Monkeypox Vaccine: FDA Recommends Giving Smaller Doses
This is a strategy for spreading the limited doses further
On August 9, 2022, the U.S. Food and Drug Administration (FDA) issued an emergency use authorization (EUA) for a new way of administering the Jynneos monkeypox vaccine. The move allows doctors to give patients smaller doses in order to get more shots out of each vial and protect more people quickly. It’s the latest step in the federal government’s response to the growing monkeypox outbreak, which it declared a public health emergency on August 4.
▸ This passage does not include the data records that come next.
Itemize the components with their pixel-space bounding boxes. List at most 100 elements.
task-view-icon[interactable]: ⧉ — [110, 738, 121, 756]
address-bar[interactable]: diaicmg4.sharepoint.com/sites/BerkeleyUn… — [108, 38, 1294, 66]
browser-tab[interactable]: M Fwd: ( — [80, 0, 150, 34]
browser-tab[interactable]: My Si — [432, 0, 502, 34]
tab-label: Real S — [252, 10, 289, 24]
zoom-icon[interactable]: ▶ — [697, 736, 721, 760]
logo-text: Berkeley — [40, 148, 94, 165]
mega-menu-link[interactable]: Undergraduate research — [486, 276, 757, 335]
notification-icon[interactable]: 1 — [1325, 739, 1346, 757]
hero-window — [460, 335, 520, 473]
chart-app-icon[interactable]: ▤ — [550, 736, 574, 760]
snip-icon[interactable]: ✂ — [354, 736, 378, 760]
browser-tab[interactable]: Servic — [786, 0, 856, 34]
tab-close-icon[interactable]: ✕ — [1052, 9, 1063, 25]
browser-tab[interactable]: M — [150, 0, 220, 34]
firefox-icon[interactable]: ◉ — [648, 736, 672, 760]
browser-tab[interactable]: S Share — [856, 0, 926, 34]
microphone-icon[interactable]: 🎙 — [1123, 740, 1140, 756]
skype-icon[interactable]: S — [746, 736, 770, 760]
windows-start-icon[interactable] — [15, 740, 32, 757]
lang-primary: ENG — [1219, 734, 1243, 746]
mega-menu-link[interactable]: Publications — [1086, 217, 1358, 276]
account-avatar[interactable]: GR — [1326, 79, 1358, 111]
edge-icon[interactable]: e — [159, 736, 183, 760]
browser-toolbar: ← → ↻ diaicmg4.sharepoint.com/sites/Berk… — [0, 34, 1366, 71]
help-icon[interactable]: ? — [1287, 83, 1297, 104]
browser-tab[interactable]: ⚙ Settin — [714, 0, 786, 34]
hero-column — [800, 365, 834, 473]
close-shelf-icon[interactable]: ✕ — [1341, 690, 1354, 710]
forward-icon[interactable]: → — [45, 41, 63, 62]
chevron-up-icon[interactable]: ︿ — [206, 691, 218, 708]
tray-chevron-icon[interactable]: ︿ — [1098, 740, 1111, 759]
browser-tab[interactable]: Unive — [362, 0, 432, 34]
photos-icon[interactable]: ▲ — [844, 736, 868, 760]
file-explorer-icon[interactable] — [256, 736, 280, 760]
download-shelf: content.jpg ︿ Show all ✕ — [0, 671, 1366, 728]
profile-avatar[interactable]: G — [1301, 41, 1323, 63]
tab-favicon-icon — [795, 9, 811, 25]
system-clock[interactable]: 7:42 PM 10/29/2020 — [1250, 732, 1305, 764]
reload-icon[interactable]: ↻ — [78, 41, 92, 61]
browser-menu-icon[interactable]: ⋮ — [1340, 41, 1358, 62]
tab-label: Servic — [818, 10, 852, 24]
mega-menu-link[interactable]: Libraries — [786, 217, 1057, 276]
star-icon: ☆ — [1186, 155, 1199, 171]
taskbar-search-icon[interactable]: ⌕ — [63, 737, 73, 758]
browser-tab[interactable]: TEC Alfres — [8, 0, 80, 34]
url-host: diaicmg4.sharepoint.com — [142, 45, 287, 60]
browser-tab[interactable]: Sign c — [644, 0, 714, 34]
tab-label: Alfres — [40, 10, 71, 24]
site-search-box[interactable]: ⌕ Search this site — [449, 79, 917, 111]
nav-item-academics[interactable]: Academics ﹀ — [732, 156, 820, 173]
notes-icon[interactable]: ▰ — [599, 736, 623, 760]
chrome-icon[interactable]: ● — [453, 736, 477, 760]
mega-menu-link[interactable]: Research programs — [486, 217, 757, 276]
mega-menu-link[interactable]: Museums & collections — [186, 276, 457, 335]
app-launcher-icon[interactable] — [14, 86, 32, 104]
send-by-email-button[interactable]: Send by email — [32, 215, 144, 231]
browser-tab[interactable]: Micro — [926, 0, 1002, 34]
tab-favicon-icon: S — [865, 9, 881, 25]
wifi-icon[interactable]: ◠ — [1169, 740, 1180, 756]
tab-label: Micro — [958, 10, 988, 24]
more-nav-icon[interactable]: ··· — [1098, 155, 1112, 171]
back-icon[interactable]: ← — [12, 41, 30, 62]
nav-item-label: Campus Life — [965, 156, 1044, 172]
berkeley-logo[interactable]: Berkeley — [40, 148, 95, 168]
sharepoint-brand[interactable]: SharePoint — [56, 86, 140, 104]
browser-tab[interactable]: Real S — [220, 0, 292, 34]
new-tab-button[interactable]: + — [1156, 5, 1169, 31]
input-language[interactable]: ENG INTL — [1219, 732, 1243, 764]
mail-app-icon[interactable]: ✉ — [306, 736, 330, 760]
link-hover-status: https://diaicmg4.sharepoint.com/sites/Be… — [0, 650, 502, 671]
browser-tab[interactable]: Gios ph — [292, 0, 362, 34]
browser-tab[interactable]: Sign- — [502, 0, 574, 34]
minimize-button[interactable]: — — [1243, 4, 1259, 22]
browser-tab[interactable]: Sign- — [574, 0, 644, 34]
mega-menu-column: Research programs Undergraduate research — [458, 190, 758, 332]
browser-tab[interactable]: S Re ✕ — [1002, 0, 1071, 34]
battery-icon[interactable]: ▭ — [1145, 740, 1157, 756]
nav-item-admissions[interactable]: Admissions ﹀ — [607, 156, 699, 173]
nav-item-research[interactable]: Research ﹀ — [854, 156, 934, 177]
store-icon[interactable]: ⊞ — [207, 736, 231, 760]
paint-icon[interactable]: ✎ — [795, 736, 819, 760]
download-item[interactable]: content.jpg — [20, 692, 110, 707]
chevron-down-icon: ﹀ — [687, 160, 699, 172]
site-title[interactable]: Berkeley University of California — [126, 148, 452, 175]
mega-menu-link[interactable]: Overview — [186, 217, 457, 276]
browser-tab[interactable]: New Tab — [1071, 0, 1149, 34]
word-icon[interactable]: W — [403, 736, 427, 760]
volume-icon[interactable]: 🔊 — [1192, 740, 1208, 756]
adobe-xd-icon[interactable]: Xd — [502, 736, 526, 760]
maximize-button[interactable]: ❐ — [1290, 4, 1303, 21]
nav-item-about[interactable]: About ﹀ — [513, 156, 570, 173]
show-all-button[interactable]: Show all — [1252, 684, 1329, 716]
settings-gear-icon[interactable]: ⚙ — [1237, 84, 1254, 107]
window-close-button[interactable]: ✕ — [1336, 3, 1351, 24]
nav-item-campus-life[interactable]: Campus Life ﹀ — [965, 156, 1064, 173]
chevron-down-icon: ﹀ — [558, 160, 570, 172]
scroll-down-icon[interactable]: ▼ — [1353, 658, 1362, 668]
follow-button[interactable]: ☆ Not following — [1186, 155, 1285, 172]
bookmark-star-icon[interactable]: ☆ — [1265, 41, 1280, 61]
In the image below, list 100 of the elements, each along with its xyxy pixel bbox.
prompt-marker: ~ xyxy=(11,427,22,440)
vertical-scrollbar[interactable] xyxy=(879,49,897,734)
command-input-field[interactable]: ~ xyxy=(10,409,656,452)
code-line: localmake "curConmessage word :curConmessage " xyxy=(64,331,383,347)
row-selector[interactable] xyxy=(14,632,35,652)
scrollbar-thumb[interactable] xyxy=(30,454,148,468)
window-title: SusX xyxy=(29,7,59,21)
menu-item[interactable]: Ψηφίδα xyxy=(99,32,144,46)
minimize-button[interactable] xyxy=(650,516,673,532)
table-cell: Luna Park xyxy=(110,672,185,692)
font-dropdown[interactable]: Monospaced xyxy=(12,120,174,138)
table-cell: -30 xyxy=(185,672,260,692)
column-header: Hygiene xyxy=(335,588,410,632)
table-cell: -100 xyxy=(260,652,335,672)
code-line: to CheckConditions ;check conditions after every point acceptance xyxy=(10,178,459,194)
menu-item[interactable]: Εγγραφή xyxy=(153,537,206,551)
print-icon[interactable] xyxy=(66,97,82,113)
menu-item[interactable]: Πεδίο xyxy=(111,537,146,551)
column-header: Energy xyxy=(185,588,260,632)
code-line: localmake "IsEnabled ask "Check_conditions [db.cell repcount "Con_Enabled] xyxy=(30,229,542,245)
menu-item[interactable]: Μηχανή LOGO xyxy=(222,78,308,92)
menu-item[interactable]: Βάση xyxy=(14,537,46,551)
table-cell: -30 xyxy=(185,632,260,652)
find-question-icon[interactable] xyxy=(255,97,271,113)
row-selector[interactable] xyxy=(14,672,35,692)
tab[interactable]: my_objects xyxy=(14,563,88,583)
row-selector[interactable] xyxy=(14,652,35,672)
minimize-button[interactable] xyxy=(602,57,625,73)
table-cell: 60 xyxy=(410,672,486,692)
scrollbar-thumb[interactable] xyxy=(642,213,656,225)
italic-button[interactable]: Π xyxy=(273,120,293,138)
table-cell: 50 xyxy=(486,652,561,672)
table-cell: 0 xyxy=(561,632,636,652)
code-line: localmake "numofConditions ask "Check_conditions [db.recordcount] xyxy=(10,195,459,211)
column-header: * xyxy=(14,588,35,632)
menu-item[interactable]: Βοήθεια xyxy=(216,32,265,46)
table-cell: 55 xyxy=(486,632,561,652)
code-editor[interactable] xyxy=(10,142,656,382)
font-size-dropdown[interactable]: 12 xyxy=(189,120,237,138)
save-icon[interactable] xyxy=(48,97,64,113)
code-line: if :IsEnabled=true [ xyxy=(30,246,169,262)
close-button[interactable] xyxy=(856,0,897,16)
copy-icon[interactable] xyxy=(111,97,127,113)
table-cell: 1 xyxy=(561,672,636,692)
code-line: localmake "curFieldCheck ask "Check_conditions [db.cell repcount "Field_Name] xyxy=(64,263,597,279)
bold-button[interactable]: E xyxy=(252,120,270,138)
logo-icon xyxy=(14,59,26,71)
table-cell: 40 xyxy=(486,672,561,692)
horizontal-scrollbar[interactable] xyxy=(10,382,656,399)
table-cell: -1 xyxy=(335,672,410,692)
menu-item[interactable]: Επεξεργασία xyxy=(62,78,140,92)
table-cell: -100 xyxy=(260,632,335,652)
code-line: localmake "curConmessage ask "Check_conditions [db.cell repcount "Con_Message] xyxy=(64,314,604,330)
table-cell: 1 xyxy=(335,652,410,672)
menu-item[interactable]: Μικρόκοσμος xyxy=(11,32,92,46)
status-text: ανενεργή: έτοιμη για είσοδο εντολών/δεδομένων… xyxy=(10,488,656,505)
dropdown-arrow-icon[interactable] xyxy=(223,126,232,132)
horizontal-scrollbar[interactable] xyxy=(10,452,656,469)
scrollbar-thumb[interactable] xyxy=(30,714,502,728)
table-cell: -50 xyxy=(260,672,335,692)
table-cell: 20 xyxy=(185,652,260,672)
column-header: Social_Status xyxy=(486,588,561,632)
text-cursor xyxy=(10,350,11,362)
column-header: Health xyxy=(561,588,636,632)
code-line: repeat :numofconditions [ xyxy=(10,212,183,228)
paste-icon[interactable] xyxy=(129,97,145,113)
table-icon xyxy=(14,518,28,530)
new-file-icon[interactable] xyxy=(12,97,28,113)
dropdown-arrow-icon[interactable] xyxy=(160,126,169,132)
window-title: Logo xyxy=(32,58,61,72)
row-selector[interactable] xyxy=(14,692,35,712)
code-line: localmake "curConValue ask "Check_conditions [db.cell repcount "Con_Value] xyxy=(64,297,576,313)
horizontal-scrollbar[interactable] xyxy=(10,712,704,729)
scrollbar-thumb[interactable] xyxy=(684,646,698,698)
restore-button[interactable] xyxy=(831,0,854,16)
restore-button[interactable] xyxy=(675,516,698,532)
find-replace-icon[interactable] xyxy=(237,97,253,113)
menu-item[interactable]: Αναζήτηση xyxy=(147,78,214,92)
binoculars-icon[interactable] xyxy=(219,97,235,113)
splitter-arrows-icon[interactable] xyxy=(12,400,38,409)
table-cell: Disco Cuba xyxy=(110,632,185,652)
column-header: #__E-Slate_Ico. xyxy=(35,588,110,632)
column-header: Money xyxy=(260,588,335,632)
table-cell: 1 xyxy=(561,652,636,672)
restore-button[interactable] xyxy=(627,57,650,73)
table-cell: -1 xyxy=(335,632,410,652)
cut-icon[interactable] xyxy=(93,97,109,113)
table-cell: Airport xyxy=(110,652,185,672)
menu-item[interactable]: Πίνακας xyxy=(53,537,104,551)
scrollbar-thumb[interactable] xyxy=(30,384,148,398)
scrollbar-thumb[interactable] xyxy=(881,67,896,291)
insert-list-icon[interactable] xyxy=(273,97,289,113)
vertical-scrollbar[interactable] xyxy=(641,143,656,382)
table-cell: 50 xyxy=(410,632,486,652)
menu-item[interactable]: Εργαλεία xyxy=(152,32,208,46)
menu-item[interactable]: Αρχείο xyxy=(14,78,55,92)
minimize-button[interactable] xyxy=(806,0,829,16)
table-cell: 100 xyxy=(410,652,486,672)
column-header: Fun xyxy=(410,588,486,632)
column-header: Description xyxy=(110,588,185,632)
While the government has shipped nearly 620,000 doses of vaccines around the country so far, the U.S. Centers for Disease Control and Prevention (CDC) estimates about 1.5 million people are at high risk and need to get immunized with two doses of the shot. The U.S. is expecting an additional 750,000 doses of Jynneos from the manufacturer Bavarian Nordic, but they won't arrive until September or later, said Robert Fenton, the White House monkeypox response coordinator, during an August 9 briefing.
To ensure that people at highest risk of infection are vaccinated in the meantime, the FDA is allowing doctors to get five doses out of the current one-dose vials of Jynneos by injecting the vaccine between the layers of skin (or intradermally) rather than under the skin (or subcutaneously). Being inserted into the skin layers allows the vaccine to activate immune cells that can produce a strong immune response, one that is similar to that generated by injecting the fully dose subcutaneously.